Question

The mayor of a town has proposed a plan for the annexation of a new bridge. A political study took a sample of 1000 voters in the town and found that 42% of the residents favored annexation. Using the data, a political strategist wants to test the claim that the percentage of residents who favor annexation is more than 39%. Testing at the 0.02 level, is there enough evidence to support the strategist's claim?

Answer 1

`z=\frac{0.42 -0.39}{\sqrt{(0.39(1-0.39))/(1000)}}=1.945`

`p_v =P(Z>1.945)=0.0259`

If we compare the p value obtained with the significance level given
`\alpha=0.02` we have
`p_v>\alpha` so we can conclude that we have enough evidence to FAIL to reject the null hypothesis, and we can said that at 2% of significance the proportion of residents who favored annexation is not significantly higher than 0.39.

Explanation:

1) Data given and notation

n=1000 represent the random sample taken

`\hat p=0.42` estimated proportion of residents who favored annexation

`p_o=0.39` is the value that we want to test

`\alpha=0.02` represent the significance level

Confidence=98% or 0.98

z would represent the statistic (variable of interest)

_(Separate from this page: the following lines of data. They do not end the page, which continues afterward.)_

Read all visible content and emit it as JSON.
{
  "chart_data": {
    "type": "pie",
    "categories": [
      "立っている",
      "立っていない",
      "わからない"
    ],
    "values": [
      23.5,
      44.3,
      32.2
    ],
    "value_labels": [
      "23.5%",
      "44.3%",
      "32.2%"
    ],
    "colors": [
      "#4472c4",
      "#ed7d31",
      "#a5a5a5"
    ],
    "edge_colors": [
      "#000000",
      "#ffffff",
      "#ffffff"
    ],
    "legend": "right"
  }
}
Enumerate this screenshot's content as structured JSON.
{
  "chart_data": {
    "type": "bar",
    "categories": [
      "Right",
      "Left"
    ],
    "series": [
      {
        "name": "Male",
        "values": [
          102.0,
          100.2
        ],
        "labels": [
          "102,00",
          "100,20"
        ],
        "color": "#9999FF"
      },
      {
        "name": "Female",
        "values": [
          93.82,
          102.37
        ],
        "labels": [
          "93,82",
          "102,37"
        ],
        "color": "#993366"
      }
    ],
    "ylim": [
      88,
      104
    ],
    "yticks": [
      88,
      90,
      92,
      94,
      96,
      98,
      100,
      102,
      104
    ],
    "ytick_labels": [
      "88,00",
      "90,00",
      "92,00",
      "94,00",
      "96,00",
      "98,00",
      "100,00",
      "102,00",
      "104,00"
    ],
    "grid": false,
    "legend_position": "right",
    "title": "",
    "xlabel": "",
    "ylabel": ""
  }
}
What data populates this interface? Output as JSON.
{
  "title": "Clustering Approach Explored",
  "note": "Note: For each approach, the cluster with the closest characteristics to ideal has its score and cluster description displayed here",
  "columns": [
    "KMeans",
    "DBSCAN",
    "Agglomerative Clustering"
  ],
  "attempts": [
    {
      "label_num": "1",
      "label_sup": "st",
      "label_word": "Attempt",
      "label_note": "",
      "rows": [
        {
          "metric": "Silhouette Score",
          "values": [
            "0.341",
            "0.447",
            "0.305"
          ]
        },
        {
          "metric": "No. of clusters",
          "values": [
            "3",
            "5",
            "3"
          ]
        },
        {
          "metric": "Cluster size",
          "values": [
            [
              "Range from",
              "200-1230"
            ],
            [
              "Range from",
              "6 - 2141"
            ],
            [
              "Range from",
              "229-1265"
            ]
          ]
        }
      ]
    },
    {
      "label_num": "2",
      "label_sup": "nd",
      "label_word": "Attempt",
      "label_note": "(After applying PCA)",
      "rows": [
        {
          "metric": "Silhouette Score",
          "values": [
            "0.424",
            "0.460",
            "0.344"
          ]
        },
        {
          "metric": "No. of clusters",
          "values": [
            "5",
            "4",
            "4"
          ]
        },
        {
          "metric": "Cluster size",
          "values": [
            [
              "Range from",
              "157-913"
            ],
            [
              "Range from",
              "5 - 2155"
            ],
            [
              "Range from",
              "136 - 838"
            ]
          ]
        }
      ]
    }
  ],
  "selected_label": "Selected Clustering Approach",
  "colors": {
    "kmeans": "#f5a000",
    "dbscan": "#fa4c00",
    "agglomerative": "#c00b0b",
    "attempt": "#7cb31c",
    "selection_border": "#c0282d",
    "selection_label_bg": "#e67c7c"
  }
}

`p_v` represent the p value (variable of interest)

2) Concepts and formulas to use

We need to conduct a hypothesis in order to test the claim that the proportion is higher than 0.39:

Null hypothesis:
`p\leq 0.39`

Alternative hypothesis:
`p > 0.39`

When we conduct a proportion test we need to use the z statistic, and the is given by:

`z=\frac{\hat p -p_o}{\sqrt{(p_o (1-p_o))/(n)}}` (1)

The One-Sample Proportion Test is used to assess whether a population proportion
`\hat p` is significantly different from a hypothesized value
`p_o`.

3) Calculate the statistic

Since we have all the info requires we can replace in formula (1) like this:

`z=\frac{0.42 -0.39}{\sqrt{(0.39(1-0.39))/(1000)}}=1.945`

4) Statistical decision

It's important to refresh the p value method or p value approach . "This method is about determining "likely" or "unlikely" by determining the probability assuming the null hypothesis were true of observing a more extreme test statistic in the direction of the alternative hypothesis than the one observed". Or in other words is just a method to have an statistical decision to fail to reject or reject the null hypothesis.

The significance level provided
`\alpha=0.02`. The next step would be calculate the p value for this test.

Since is a right tailed test the p value would be:

`p_v =P(Z>1.945)=0.0259`

If we compare the p value obtained with the significance level given
`\alpha=0.02` we have
`p_v>\alpha` so we can conclude that we have enough evidence to FAIL to reject the null hypothesis, and we can said that at 2% of significance the proportion of residents who favored annexation is not significantly higher than 0.39.